Moreover, these two sorts of ceremonies are distinguished from one another among the Arunta by certain secondary characteristics. Though the structure of the rite is the same in both cases, still we know that the effusions of blood and, more generally, the oblations characteristic of the Arunta Intichiuma are not found in the initiation ceremonies. Moreover, among this same people, the Intichiuma takes place at a spot regularly fixed by tradition, to which men must make a pilgrimage, while the scene of the initiation ceremonies is purely conventional.[1228] But when the Intichiuma consists in a simple dramatic representation, as is the case among the Warramunga, the lack of distinction between the two rites is complete. In the one as in the other, they commemorate the past, they put the myth into action, they play—and one cannot play in two materially different ways. So, according to the circumstances, one and the same ceremony serves two distinct functions.[1229]

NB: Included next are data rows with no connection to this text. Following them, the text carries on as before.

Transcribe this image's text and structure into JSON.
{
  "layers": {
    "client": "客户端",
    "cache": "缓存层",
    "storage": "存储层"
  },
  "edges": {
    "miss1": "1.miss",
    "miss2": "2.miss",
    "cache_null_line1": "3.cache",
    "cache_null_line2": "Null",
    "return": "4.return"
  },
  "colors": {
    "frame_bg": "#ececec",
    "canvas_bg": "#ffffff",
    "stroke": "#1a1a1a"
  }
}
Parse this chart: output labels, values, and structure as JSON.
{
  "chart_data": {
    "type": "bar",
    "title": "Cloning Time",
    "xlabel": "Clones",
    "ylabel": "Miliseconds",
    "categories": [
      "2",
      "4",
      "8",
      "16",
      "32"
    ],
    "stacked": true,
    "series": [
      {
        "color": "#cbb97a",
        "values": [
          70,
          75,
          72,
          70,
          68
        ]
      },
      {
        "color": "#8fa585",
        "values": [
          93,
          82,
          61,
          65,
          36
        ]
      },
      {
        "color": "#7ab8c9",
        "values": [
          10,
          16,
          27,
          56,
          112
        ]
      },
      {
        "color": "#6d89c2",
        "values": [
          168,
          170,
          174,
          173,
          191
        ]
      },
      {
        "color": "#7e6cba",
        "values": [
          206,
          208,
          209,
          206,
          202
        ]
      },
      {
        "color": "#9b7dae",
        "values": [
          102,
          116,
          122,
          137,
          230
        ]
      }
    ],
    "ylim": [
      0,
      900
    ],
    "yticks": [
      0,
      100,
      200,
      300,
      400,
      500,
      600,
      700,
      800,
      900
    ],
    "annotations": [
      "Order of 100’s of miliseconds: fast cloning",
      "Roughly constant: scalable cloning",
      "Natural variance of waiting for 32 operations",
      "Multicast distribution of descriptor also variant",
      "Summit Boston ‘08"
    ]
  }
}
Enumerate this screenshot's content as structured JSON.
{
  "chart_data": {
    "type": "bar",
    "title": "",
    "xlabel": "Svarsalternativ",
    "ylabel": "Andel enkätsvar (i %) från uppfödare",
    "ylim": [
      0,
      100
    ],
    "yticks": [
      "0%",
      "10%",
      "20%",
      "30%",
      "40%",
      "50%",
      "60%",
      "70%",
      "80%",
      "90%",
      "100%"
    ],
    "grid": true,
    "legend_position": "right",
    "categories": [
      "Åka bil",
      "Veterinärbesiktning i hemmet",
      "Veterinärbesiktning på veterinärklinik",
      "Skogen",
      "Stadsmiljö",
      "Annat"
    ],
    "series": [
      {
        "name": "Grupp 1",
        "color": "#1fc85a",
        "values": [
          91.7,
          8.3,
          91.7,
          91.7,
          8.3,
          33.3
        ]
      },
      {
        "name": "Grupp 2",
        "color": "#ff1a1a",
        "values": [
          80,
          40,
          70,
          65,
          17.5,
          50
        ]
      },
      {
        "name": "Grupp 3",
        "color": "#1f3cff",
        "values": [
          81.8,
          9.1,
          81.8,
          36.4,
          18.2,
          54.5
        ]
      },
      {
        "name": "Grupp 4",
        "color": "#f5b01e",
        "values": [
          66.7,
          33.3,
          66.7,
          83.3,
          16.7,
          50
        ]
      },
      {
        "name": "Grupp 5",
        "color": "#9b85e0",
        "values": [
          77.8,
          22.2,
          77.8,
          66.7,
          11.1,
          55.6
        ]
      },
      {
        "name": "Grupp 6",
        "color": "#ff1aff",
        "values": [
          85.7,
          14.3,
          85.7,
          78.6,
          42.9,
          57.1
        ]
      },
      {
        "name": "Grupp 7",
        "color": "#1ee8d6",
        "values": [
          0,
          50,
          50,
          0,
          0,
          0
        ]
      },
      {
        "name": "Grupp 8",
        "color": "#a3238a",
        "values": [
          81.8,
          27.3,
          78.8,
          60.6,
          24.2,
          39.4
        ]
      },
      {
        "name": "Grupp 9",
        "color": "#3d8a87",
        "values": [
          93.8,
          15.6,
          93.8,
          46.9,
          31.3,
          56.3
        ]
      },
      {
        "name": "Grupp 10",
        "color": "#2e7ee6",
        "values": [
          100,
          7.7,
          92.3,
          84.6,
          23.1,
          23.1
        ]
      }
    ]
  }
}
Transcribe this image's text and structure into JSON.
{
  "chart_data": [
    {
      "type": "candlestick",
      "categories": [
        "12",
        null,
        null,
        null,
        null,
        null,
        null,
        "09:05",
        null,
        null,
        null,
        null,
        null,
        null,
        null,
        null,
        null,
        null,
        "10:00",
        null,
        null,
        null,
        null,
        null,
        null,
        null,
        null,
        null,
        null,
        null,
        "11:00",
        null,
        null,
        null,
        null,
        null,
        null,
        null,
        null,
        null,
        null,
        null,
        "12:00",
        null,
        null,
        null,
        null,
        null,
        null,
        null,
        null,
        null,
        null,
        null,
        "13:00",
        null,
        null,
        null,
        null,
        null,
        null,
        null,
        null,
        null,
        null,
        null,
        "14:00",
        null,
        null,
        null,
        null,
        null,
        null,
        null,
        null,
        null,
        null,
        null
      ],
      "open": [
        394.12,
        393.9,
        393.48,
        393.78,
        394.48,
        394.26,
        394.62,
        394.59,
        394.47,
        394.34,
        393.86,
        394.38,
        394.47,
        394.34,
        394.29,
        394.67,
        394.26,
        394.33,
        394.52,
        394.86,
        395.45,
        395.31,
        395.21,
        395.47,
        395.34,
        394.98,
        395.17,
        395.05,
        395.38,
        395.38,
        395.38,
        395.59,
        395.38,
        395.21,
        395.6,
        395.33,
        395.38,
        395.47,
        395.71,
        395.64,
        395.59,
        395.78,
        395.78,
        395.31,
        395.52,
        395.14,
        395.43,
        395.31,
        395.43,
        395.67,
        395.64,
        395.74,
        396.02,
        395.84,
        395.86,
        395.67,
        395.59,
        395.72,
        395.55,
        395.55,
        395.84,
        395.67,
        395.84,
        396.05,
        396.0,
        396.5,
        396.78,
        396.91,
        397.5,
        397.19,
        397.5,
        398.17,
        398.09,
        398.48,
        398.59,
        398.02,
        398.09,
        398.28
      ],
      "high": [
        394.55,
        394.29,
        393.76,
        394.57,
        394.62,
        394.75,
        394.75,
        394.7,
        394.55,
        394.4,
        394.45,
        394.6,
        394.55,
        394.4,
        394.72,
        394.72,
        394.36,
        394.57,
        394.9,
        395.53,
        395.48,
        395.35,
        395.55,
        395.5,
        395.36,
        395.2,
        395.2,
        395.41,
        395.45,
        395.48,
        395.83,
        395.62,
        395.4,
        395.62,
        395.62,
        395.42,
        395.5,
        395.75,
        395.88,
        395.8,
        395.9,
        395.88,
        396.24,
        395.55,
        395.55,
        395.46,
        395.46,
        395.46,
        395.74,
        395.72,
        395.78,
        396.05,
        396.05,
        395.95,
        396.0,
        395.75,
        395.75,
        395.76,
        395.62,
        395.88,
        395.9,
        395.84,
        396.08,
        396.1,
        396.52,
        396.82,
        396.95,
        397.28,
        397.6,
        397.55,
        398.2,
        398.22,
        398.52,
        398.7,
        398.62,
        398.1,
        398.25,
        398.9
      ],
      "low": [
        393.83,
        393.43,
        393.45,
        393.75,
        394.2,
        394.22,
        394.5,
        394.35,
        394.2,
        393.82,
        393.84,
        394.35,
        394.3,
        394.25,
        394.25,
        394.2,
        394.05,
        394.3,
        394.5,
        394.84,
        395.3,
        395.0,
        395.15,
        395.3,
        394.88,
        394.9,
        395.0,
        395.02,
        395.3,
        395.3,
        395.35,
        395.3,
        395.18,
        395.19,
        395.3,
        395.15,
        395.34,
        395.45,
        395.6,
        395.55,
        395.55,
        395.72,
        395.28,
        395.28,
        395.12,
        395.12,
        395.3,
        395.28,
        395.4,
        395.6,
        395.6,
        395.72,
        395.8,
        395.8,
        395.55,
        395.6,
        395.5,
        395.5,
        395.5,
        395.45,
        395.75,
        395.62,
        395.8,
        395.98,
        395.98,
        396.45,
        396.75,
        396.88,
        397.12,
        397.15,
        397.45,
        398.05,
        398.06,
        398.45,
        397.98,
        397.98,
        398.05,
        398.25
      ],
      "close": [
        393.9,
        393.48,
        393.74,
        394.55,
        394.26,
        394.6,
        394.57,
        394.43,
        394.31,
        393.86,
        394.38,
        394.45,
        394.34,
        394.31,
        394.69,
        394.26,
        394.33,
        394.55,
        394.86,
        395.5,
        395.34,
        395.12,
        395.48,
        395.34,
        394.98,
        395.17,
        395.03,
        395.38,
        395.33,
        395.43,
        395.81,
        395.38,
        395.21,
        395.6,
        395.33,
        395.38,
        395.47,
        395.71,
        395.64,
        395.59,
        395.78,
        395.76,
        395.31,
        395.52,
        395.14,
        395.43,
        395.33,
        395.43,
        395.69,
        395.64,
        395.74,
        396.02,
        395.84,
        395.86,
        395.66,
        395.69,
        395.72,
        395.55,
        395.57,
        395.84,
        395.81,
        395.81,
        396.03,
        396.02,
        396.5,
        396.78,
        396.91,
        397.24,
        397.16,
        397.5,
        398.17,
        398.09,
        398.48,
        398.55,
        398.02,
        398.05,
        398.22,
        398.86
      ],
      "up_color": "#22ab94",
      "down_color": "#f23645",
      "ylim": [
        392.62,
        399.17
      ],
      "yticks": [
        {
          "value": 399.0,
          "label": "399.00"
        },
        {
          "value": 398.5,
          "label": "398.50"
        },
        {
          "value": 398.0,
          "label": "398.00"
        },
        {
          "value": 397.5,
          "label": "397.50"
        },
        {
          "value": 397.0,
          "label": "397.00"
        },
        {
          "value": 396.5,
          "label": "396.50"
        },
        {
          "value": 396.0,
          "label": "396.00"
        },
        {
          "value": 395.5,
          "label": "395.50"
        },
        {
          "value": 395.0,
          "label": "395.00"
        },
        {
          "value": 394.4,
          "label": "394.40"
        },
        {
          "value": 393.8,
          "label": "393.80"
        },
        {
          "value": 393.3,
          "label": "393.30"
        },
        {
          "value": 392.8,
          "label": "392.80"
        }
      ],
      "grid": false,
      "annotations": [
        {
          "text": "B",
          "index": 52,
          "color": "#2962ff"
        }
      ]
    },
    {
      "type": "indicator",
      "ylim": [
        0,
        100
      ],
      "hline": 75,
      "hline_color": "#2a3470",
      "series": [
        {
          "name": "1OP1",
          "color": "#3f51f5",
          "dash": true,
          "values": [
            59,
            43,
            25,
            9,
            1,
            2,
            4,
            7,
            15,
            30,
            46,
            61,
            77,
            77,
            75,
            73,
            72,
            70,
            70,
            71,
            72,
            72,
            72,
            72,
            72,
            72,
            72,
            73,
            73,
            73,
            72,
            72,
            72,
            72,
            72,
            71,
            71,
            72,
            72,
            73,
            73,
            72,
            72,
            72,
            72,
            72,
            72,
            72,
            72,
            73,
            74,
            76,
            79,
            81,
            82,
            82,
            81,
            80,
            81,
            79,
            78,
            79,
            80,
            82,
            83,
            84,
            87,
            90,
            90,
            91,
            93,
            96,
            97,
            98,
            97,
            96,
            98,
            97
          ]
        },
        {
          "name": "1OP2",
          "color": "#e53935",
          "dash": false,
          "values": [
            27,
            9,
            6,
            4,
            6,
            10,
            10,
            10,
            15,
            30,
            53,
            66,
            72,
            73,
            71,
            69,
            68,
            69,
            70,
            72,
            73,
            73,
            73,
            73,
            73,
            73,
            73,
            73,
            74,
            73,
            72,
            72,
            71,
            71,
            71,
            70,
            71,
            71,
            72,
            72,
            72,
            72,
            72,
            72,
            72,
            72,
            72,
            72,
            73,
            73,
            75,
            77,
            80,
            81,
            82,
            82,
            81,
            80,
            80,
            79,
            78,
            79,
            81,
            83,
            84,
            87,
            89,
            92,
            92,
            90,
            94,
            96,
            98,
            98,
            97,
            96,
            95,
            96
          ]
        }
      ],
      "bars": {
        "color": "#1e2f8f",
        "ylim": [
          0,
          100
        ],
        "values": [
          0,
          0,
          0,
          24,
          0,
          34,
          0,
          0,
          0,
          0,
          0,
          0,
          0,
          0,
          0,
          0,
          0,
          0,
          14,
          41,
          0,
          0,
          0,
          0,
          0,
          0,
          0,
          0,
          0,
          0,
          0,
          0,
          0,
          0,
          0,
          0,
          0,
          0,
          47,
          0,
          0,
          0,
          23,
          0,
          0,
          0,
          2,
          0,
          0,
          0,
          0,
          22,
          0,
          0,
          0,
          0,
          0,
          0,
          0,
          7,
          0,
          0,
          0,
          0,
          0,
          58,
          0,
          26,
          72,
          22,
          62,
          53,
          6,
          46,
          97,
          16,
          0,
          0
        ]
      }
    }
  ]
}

It may even lend itself to other uses. We know that as blood is a sacred thing, women must not see it flow. Yet it happens sometimes that a quarrel breaks out in their presence and ends in the shedding of blood. Thus an infraction of the ritual is committed. Among the Arunta, the man whose blood flowed first must, to atone for this fault, "celebrate a ceremony connected with the totem either of his father or of his mother";[1230] this ceremony has a special name, Alua uparilima, which means the washing away of blood. But in itself, it does not differ from those celebrated at the time of the initiation or in the Intichiuma: it represents an event of ancestral history. So it may serve equally to initiate, to act upon the totemic species or to expiate a sacrilege. We shall see that a totemic ceremony may also take the place of a funeral rite.[1231]

MM. Hubert and Mauss have already pointed out a functional ambiguity of this same sort in the case of sacrifice, and more especially, in that of Hindu sacrifice.[1232] They have shown how the sacrifice of communion, that of expiation, that of a vow and that of a contract are only variations of one and the same mechanism. We now see that the fact is much more primitive, and in no way limited to the institution of sacrifice. Perhaps no rite exists which does not present a similar indetermination. The mass serves for marriages as for burials; it redeems the faults of the dead and wins the favours of the deity for the living, etc. Fasting is an expiation and a penance; but it is also a preparation for communion; it even confers positive virtues. This ambiguity shows that the real function of a rite does not consist in the particular and definite effects which it seems to aim at and by which it is ordinarily characterized, but rather in a general action which, though always and everywhere the same, is nevertheless capable of taking on different forms according to the circumstances. Now this is just what is demanded by the theory which we have proposed. If the real function of the cult is to awaken within the worshippers a certain state of soul, composed of moral force and confidence, and if the various effects imputed to the rites are due only to a secondary and variable determination of this fundamental state, it is not surprising if a single rite, while keeping the same composition and structure, seems to produce various effects. For the mental dispositions, the excitation of which is its permanent function, remain the same in every case; they depend upon the fact that the group is assembled, and not upon the special reasons for which it is assembled. But, on the other hand, they are interpreted differently according to the circumstances to which they are applied. Is it a physical result which they wish to obtain? The confidence they feel convinces them that the desired result is or will be obtained by the means employed. Has some one committed a fault for which he wishes to atone? The same state of moral assurance will lead him to attribute expiatory virtues to these same ritual gestures. Thus, the apparent efficacy will seem to change while the real efficacy remains invariable, and the rite will seem to fulfil various functions though in fact it has only one, which is always the same.